Opposition viewAn inflationary budget - Yashwant Sinha
|“The FM has not provided any growth impulses for the economy—especially for an economy—that is on the downstream. It was important to take some tough steps”|
It’s almost like the French monarch Louis XVI words: “after me the deluge”. These Budget proposals certainly would create huge problems for the economy in future. I am left in no doubt that the economy is going to face grim days. In fact, for the first time after liberalisation, the next phase of economic reforms was not spelt out during a Budget. Suffice it to say, it’s just an election stunt and has set no long-term goals for the rural economy, or for industry. Nothing that seems like a vibrant step for a progressive economy was heard in the FM’s speech.

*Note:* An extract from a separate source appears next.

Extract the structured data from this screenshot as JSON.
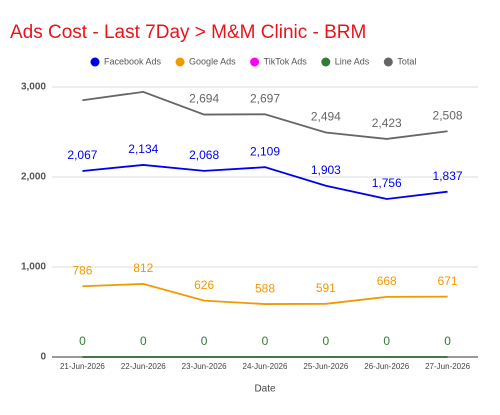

It is not a growth-oriented Budget at all; neither is it an inclusive Budget. The Economic Survey clearly spelt out the challenges before the government. It appears as if the Finance Minister did not read the Economic Survey; he has completely ignored the policy prescriptions encapsulated in the survey. Where will the growth come from when the interest rates continue to be high? It will have a dampening effect on the overall growth as well as individuals.
Then there is nothing big in terms of infrastructure, project or industry, so investment demand will slow down and this will lead to a further slowdown in the economy. The Budget has fallen much short of my expectations though industry leaders have a tendency to praise it initially. The FM has not provided any growth impulses for the economy—especially for an economy that is on the downstream. It was important to take some tough steps. Merely increasing the expenditure will not do; in fact, that will add to the inflation.
I would term it as an inflationary Budget. Huge hikes that the FM has provided would certainly add to inflationary pressure. He has nothing to further economic reforms. The only highlight of the Budget is the loan waiver though I don’t know how he will work this out. While the Finance Minister said that he would provide liquidity to the banks over the next three years, he does not know how. His successor will inherit an economy which is already in a slowdown phase. His budgetary proposals would further intensify the slowdown trend. He has postponed the FRBM (Fiscal Responsibility and Budget Management) target with regard to revenue deficit by another year, so his successor will face that challenge also. And in a Budget what goes up does not come down. So, whatever concessions the Finance Minister gives, it’s very difficult to take them back.
I think there should have been some determined steps to control inflation, steps to ensure that the godowns were full, so that we are able to influence prices in the open market. We should have adjusted tax rates to encourage imports wherever it was necessary. Also there was a need to moderate inflation and take steps to moderate interest rates. Situations should have been made favourable for banks to cut rates rather than ordering them to do so. The government should have picked up the bill rather than burdening the banks.